Anna stood up from the table and left the room. In the hall, she opened wide the door to the yard and then walked right over to Katri’s dog and whispered, “Get out of here!” Her hands could feel the big animal’s powerful muscles under his rough coat, but Anna was not afraid. She gave the dog a substantial shove and got him out in the snow. She grabbed a stick from the woodpile and threw it as far as she could, shouting, “Fetch! Retrieve!” The dog just looked at her without moving. Anna threw another stick. “Fetch! Play! Do as I tell you!” She was sobbing with rage. It was very cold. When she went back inside, she left the door wide open.

* * *

 

Anna persisted. Every time she knew the house was empty, she chased the dog outdoors. Stubbornly, teeth clenched, she threw sticks into the woods, time after time, day after day. Finally the dog retrieved one, very slowly, then drew aside with his ears laid back and stood motionless in the snow and stared at her.

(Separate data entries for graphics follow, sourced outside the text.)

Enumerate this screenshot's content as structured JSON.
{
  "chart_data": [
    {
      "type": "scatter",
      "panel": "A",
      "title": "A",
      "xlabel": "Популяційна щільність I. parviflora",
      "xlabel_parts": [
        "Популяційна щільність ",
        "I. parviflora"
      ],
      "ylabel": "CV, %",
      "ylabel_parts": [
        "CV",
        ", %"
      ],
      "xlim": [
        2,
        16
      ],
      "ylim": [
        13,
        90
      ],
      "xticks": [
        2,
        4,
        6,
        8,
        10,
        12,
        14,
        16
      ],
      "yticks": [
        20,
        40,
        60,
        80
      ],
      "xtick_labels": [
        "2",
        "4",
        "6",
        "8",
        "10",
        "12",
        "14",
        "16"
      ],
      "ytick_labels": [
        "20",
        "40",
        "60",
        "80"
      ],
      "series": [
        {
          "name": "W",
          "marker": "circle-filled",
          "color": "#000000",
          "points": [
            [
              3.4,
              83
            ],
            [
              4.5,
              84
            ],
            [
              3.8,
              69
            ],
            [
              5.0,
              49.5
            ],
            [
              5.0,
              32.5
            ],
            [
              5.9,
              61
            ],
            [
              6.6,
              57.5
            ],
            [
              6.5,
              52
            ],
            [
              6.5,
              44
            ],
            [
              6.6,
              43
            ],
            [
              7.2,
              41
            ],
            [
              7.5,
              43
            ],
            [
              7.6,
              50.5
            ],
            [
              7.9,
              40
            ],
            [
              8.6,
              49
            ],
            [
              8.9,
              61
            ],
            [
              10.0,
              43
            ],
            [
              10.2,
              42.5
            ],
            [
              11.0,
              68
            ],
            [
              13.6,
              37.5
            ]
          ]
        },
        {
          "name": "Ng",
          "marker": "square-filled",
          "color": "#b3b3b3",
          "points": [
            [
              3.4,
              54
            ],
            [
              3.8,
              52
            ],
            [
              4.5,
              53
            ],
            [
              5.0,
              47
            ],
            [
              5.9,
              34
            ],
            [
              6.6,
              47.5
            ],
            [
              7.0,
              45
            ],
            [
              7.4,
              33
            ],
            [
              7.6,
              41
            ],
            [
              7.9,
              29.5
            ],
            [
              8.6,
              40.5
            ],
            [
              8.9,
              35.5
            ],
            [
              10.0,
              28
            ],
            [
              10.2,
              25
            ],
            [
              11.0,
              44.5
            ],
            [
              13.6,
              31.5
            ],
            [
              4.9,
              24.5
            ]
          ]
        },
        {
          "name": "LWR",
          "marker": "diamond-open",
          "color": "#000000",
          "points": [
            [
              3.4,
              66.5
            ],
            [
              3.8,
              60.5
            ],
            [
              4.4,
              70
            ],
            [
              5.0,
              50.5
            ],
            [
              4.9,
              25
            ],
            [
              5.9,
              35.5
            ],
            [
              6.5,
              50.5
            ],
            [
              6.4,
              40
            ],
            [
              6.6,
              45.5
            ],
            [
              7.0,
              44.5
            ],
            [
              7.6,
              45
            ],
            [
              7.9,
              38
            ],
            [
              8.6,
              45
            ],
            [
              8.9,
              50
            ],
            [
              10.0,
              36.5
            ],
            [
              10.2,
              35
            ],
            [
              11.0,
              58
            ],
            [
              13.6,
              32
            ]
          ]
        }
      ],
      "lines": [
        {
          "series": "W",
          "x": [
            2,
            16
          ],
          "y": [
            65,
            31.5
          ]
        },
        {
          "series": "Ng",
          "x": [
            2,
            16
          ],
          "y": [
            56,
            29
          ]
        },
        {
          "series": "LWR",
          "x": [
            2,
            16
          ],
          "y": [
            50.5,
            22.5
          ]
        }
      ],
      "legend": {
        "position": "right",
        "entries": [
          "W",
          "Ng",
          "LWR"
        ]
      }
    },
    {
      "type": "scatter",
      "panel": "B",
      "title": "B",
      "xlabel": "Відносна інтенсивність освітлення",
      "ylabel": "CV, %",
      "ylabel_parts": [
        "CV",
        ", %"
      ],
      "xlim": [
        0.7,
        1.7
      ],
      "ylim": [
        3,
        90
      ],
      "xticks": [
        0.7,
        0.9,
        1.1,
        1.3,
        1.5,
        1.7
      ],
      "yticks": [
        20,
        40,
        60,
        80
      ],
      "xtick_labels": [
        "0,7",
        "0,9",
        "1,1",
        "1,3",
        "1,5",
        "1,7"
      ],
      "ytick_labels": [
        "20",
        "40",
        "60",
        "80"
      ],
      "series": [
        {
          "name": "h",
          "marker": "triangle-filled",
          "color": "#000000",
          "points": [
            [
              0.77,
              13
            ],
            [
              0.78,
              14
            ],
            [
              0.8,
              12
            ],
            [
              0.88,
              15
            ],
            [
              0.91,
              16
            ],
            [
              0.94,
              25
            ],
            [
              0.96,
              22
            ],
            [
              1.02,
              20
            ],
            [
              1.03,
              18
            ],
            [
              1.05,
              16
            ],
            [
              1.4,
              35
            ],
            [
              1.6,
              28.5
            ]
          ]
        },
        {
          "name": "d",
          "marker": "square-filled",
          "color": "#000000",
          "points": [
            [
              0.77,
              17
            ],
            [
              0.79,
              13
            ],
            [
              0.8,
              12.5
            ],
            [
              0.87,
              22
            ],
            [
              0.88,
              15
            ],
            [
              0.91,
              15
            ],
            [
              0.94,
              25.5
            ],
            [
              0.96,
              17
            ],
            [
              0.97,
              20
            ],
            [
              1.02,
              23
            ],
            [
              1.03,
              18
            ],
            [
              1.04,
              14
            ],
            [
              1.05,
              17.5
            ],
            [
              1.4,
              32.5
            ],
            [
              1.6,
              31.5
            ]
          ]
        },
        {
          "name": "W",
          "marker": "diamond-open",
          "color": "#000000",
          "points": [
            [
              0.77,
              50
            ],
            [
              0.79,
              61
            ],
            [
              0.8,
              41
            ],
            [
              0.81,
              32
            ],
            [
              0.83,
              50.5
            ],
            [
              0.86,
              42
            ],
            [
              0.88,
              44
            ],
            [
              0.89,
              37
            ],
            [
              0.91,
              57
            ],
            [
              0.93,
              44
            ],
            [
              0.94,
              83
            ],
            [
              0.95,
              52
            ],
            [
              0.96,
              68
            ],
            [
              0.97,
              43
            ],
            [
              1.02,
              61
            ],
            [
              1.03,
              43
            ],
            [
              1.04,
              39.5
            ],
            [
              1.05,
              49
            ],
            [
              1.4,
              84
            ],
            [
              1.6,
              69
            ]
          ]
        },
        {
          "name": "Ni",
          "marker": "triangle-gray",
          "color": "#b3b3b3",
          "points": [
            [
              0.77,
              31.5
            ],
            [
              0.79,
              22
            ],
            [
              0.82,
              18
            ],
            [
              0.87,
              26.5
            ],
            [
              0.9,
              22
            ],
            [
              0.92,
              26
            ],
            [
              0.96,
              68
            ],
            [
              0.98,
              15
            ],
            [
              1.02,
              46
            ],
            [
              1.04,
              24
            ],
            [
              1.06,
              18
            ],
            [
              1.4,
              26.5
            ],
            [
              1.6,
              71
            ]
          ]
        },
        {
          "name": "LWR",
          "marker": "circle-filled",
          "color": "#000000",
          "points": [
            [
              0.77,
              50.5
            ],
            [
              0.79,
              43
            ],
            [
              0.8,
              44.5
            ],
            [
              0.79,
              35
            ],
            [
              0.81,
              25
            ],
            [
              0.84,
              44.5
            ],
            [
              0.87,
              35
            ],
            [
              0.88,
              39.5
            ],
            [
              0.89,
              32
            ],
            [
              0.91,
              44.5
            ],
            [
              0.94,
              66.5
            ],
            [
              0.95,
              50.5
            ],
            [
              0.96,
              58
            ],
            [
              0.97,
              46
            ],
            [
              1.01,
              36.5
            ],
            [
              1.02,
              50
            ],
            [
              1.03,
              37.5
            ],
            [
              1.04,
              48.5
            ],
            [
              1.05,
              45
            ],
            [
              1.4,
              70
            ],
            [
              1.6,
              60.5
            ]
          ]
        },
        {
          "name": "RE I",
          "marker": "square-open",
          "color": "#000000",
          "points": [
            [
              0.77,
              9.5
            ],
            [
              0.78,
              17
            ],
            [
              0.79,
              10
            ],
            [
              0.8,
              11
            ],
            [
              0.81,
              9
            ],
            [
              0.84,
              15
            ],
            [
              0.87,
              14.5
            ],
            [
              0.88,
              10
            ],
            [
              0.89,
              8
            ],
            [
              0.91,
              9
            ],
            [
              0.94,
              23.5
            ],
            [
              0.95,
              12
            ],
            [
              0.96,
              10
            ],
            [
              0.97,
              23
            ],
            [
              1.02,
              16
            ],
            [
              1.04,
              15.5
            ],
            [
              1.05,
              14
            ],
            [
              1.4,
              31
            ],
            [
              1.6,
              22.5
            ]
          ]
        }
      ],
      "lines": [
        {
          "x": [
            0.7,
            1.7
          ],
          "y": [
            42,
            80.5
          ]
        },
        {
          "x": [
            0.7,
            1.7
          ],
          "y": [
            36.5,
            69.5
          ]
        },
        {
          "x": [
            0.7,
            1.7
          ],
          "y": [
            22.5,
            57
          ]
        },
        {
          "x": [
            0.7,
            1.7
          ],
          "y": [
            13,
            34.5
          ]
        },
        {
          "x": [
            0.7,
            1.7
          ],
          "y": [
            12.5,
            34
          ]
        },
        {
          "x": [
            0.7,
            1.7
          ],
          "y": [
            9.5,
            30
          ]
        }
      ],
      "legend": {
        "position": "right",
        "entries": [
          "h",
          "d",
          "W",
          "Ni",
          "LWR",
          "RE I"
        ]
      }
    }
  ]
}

“What are you doing?” asked Mats, who had come up the hill and stopped at the corner of the house.

“Teddy’s playing,” Anna said, startled. “All dogs like to retrieve…”

“Not this one,” Mats said. “He’s not allowed to take orders from anyone but Katri. Come inside.” Mats had never before spoken to Anna sternly. He held the door open and she walked quickly past him into the hall.

New books had arrived. “Take whatever you like,” Anna said. “But I don’t want to read this evening.”

Mats picked up the books one after another and put them down again. Finally he said anxiously that trained dogs were different, you couldn’t upset them and confuse them. You had to be careful with them. Katri had never made the dog retrieve.